Clinical differentiation between dysfunction and parafunction is very important, as this has a direct impact on treatment strategies, post treatment care and overall case prognosis. Knowing the risks in advance can help us prepare better for possible prosthetic failures, and design a contingency plan for anticipated consequences.
The only certain way of differentiating between dysfunction and parafunction is via use of an acrylic splint or anterior deprogrammer worn by the patient over an extended period of time.
Patients who have dysfunction stop clenching or grinding on the appliance, as the aetiology i.e. occlusal interferences get temporarily eliminated. On the other hand, patients with parafunction continue to clench or brux on the splint, resulting in scratch marks or wear facets. Such a visual finding helps establish the role of higher centers of the brain as an aetiological factor towards the pathologic breakdown.

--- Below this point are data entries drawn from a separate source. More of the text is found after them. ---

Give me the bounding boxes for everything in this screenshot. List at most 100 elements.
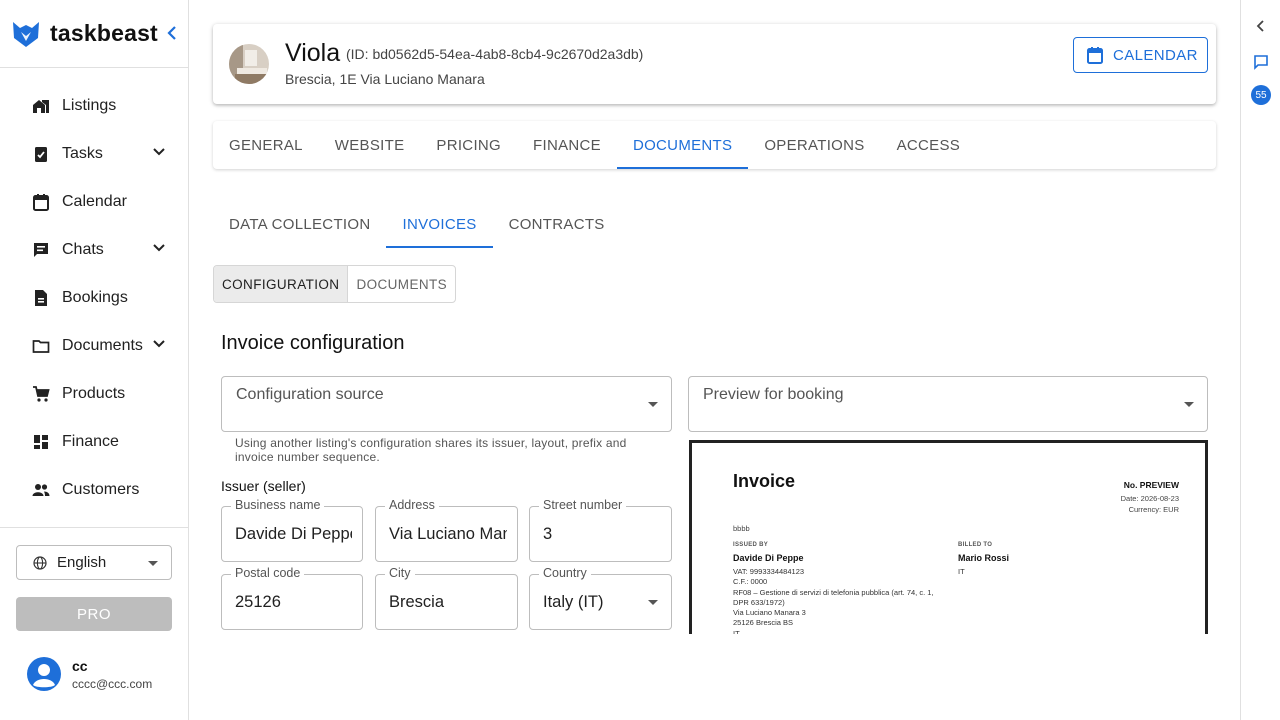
chevron-down-icon[interactable] [152,339,166,349]
tab-operations[interactable]: OPERATIONS [748,121,880,169]
calendar-button[interactable]: CALENDAR [1073,37,1208,73]
tab-contracts[interactable]: CONTRACTS [493,200,621,248]
sidebar-item-customers[interactable]: Customers [0,466,188,514]
issuer-line: C.F.: 0000 [733,577,768,586]
sidebar-item-documents[interactable]: Documents [0,322,188,370]
field-label: Postal code [231,566,305,580]
address-field[interactable]: Address Via Luciano Manara [375,498,518,562]
sub-tabs: DATA COLLECTION INVOICES CONTRACTS [213,200,621,248]
folder-icon [32,340,50,353]
sidebar-item-label: Finance [62,433,119,450]
collapse-sidebar-icon[interactable] [166,25,178,41]
chevron-down-icon[interactable] [152,147,166,157]
tab-pricing[interactable]: PRICING [420,121,517,169]
tab-data-collection[interactable]: DATA COLLECTION [213,200,386,248]
sidebar-item-label: Products [62,385,126,402]
tasks-icon [35,147,47,162]
invoice-title: Invoice [733,471,796,491]
invoice-preview: Invoice No. PREVIEW Date: 2026-08-23 Cur… [689,440,1208,634]
sidebar-item-label: Customers [62,481,140,498]
user-avatar-icon [27,657,61,691]
tab-finance[interactable]: FINANCE [517,121,617,169]
tab-documents[interactable]: DOCUMENTS [616,121,749,169]
business-name-field[interactable]: Business name Davide Di Peppe [221,498,363,562]
listing-header: Viola (ID: bd0562d5-54ea-4ab8-8cb4-9c267… [213,24,1216,104]
dropdown-arrow-icon [1184,402,1194,407]
field-value: 25126 [235,593,281,611]
logo-row: taskbeast [0,0,188,68]
issuer-line: VAT: 9993334484123 [733,567,805,576]
calendar-icon [33,194,49,211]
chevron-down-icon[interactable] [152,243,166,253]
sidebar-item-finance[interactable]: Finance [0,418,188,466]
city-field[interactable]: City Brescia [375,566,518,630]
postal-code-field[interactable]: Postal code 25126 [221,566,363,630]
view-toggle: CONFIGURATION DOCUMENTS [213,265,457,303]
field-value: Via Luciano Manara [389,525,507,543]
issuer-line: 25126 Brescia BS [733,618,794,627]
tab-access[interactable]: ACCESS [881,121,977,169]
preview-booking-label: Preview for booking [703,386,844,403]
sidebar-item-label: Tasks [62,145,103,162]
people-icon [32,484,50,496]
configuration-source-helper: Using another listing's configuration sh… [235,436,627,464]
calendar-icon [1087,47,1103,64]
toggle-configuration[interactable]: CONFIGURATION [214,266,349,302]
globe-icon [33,555,47,570]
sidebar-item-calendar[interactable]: Calendar [0,178,188,226]
sidebar-item-products[interactable]: Products [0,370,188,418]
sidebar-nav: Listings Tasks Calendar Chats Bookings D… [0,68,188,514]
issuer-line: RF08 – Gestione di servizi di telefonia … [733,588,934,607]
dropdown-arrow-icon [648,402,658,407]
chat-icon[interactable] [1253,54,1269,70]
app-name: taskbeast [50,20,158,46]
dropdown-arrow-icon [148,561,158,566]
sidebar-item-tasks[interactable]: Tasks [0,130,188,178]
chats-icon [34,243,48,257]
invoice-note: bbbb [733,524,750,533]
sidebar-item-label: Calendar [62,193,127,210]
sidebar-item-listings[interactable]: Listings [0,82,188,130]
field-label: Business name [231,498,325,512]
billed-to-label: BILLED TO [958,542,993,548]
calendar-button-label: CALENDAR [1113,46,1198,64]
field-label: Country [539,566,591,580]
sidebar-item-label: Documents [62,337,143,354]
language-select[interactable]: English [16,545,172,580]
country-select[interactable]: Country Italy (IT) [529,566,672,630]
street-number-field[interactable]: Street number 3 [529,498,672,562]
preview-booking-select[interactable]: Preview for booking [688,376,1208,432]
sidebar-item-bookings[interactable]: Bookings [0,274,188,322]
chevron-left-icon[interactable] [1256,19,1266,33]
field-label: City [385,566,415,580]
language-value: English [57,554,107,571]
dashboard-icon [34,435,48,449]
toggle-documents[interactable]: DOCUMENTS [348,266,455,302]
field-label: Address [385,498,439,512]
listing-avatar [229,44,269,84]
pro-button[interactable]: PRO [16,597,172,631]
issuer-name: Davide Di Peppe [733,553,804,563]
invoice-currency: Currency: EUR [1128,505,1179,514]
user-name: cc [72,657,88,674]
tab-general[interactable]: GENERAL [213,121,319,169]
user-profile[interactable]: cc cccc@ccc.com [26,656,152,692]
issuer-line: Via Luciano Manara 3 [733,608,806,617]
field-label: Street number [539,498,627,512]
field-value: Davide Di Peppe [235,525,352,543]
field-value: Italy (IT) [543,593,604,611]
notification-badge[interactable]: 55 [1251,85,1271,105]
field-value: 3 [543,525,553,543]
tab-website[interactable]: WEBSITE [319,121,421,169]
right-rail: 55 [1240,0,1280,720]
issuer-heading: Issuer (seller) [221,478,306,494]
tab-invoices[interactable]: INVOICES [386,200,493,248]
sidebar-item-chats[interactable]: Chats [0,226,188,274]
taskbeast-logo-icon [13,21,39,47]
issued-by-label: ISSUED BY [733,542,769,548]
configuration-source-select[interactable]: Configuration source [221,376,672,432]
bookings-icon [35,290,47,306]
invoice-date: Date: 2026-08-23 [1120,494,1179,503]
configuration-source-label: Configuration source [236,386,384,403]
listing-address: Brescia, 1E Via Luciano Manara [285,71,485,87]
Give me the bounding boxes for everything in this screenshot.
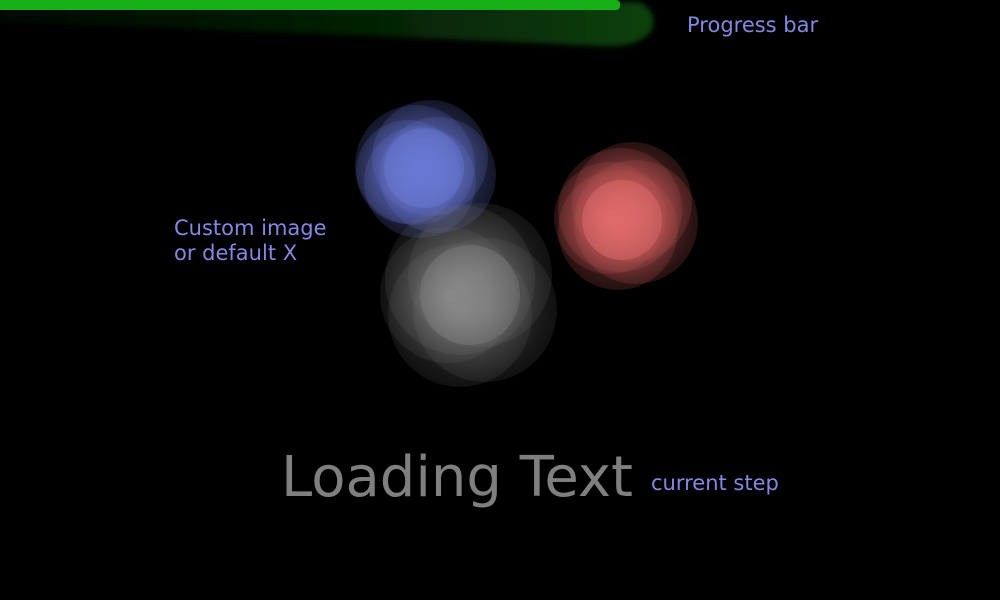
current-step-label: current step [651,471,779,495]
custom-image-label: Custom image or default X [174,216,327,265]
progress-bar-label: Progress bar [687,13,819,37]
progress-bar-fill [0,0,620,10]
gray-blob [380,203,557,387]
progress-bar [0,0,1000,10]
red-blob [554,142,698,290]
loading-screen: Progress bar Custom image or default X L… [0,0,1000,600]
loading-image [355,100,698,387]
loading-text: Loading Text [281,445,633,510]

Some facts about parafunction
- Parafunction involves movements of the mandible that have no functional bearing,
- Most parafunctional habits are sub-conscious, spasmodic and involuntary in nature,
- They are often rhythmic and repetitive,
- Although most parafunction happens during sleep, it is not restricted to a specific diurnal pattern and can happen during wakeful hours as well,
- There is no ‘curative’ treatment to permanently eliminate parafunction,
- Patients with parafunction, continue to clench and brux even after full mouth reconstructions. The assumption that correction of the bite would reverse such bruxism does not hold true,
- However, harmonizing static occlusal contacts with centrically positioned condyles does help reduce the overload within the system, as it eliminates the trigger for incoordinated lateral pterygoid contraction,
- Similarly, strategic disclusion of posterior teeth eliminates potential overload in eccentric positions, as it reduces muscular activity during translation,
- Post-treatment maintenance with strategies that reduce the deleterious effects of forces are an essential part of managing patients with centrally mediated parafunction. Details of such modalities are listed in chapter 19, on page 436
- Parafunctional habits are not limited to bruxism or clenching, but also include nail biting, lip biting, tongue thrusting, etc.
Also refer to section titled, ‘What is the most challenging wear related case to restore prosthetically?’ on page 333 for further details on parafunction, its manifestations and implications on management.